Hessler-Radelet’s family is the first family to contain four generations  of Peace Corps volunteers. Her aunt, who heard President John F. Kennedy make the call for volunteers to go to far-flung and often isolated outposts in the Peace Corps in 1961, inspired her when she was 8 years old. Her grandparents, also two-time volunteers, returned to the Peace Corps after they retired and were in their late 60s. Hessler-Radelet and her husband served in the 1980s, while her nephew just completed his tour in Mozambique 18 months ago.


Gallagher is the recipient of this year’s Lillian Carter Award, which goes to a returning senior Peace Corps volunteer over the age of 50. The award is named in honor of Jimmy Carter’s mother, Lillian Carter, a legendary humanitarian and philanthropist in the United States and abroad. In all, some 200,000 volunteers have given over 400,000 years of volunteer work since JFK made the Peace Corps an official government organization.

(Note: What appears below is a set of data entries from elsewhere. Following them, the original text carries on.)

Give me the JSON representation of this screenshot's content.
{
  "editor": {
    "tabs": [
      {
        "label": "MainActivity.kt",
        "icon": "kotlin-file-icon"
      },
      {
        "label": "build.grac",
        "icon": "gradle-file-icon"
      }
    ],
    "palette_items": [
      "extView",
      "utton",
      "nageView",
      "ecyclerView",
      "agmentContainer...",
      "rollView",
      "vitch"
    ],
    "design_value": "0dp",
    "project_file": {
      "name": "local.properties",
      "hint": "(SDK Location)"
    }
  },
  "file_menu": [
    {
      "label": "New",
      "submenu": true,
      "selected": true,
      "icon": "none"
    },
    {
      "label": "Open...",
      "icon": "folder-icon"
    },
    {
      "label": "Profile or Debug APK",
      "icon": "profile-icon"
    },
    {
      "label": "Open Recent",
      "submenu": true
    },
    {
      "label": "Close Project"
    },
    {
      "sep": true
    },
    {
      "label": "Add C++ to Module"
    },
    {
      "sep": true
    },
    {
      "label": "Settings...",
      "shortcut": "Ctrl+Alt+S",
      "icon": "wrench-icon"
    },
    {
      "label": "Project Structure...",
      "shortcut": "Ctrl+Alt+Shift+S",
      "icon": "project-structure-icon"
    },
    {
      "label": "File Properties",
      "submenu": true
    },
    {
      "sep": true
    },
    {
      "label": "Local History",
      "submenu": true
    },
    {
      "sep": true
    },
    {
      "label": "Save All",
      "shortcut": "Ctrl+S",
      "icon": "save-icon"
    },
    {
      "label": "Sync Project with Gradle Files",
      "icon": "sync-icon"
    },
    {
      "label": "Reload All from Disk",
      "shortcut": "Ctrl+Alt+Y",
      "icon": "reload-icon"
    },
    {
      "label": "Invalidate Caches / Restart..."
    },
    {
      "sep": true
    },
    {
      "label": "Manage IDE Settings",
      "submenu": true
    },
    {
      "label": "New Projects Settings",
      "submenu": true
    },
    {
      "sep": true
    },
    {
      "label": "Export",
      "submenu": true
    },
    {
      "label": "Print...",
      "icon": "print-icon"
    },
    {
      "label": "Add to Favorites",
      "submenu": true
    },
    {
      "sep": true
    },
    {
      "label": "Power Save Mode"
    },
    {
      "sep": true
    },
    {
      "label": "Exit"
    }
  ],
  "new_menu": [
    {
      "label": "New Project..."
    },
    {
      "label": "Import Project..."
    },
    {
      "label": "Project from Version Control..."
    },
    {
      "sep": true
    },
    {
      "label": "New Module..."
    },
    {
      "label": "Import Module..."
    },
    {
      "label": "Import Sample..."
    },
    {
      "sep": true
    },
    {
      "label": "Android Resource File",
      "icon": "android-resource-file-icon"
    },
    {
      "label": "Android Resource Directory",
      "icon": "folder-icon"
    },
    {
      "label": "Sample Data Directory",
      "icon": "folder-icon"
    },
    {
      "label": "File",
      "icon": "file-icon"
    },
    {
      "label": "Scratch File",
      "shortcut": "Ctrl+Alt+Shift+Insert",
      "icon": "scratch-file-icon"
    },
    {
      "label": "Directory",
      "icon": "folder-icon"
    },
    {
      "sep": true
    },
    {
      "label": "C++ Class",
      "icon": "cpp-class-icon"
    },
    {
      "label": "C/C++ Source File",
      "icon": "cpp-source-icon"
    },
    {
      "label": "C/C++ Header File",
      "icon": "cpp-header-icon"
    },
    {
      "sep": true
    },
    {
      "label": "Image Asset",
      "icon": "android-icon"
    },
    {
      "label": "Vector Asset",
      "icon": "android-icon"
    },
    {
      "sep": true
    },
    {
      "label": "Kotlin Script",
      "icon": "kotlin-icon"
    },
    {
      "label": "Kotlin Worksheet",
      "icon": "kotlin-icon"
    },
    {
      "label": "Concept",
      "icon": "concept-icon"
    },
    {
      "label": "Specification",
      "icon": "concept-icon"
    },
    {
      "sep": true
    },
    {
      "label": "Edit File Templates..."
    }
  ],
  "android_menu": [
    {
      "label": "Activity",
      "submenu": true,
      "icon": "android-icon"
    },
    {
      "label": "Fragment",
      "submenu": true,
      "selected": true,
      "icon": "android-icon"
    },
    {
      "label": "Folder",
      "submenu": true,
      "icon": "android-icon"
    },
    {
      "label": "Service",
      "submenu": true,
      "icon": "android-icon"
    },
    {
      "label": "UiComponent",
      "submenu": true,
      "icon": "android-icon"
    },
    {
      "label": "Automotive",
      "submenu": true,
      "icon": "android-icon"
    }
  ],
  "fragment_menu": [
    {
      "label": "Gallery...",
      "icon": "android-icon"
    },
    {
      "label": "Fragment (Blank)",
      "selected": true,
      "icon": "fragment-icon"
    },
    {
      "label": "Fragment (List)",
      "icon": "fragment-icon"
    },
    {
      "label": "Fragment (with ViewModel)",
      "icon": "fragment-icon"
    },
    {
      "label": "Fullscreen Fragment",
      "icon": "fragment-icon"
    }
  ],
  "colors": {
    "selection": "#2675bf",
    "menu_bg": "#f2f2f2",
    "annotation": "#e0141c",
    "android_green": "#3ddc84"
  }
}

Hessler-Radelet, for one, was forever impacted by her aunt’s devotion to others.

Peace Corps Celebrates 50th Year of Giving Back Worldwide
Diane Gallagher receives Lillian Carter Award

“I thought she was the most glamorous person I’d ever met, and I said I would do that someday. She wrote about her life living above her bakery and sent me post cards. It sounded so glamorous, and I wanted to be like her,” says Hessler-Radelet, who was picked for her current deputy director post personally by President Obama. She taught English, geography, history, social studies, physical education and music, while her husband taught math and science at an all-girls secondary school on a remote island in the middle of the Pacific. “So, between us, we taught every single subject at the school,” she adds, saying she was never so happy to work so hard.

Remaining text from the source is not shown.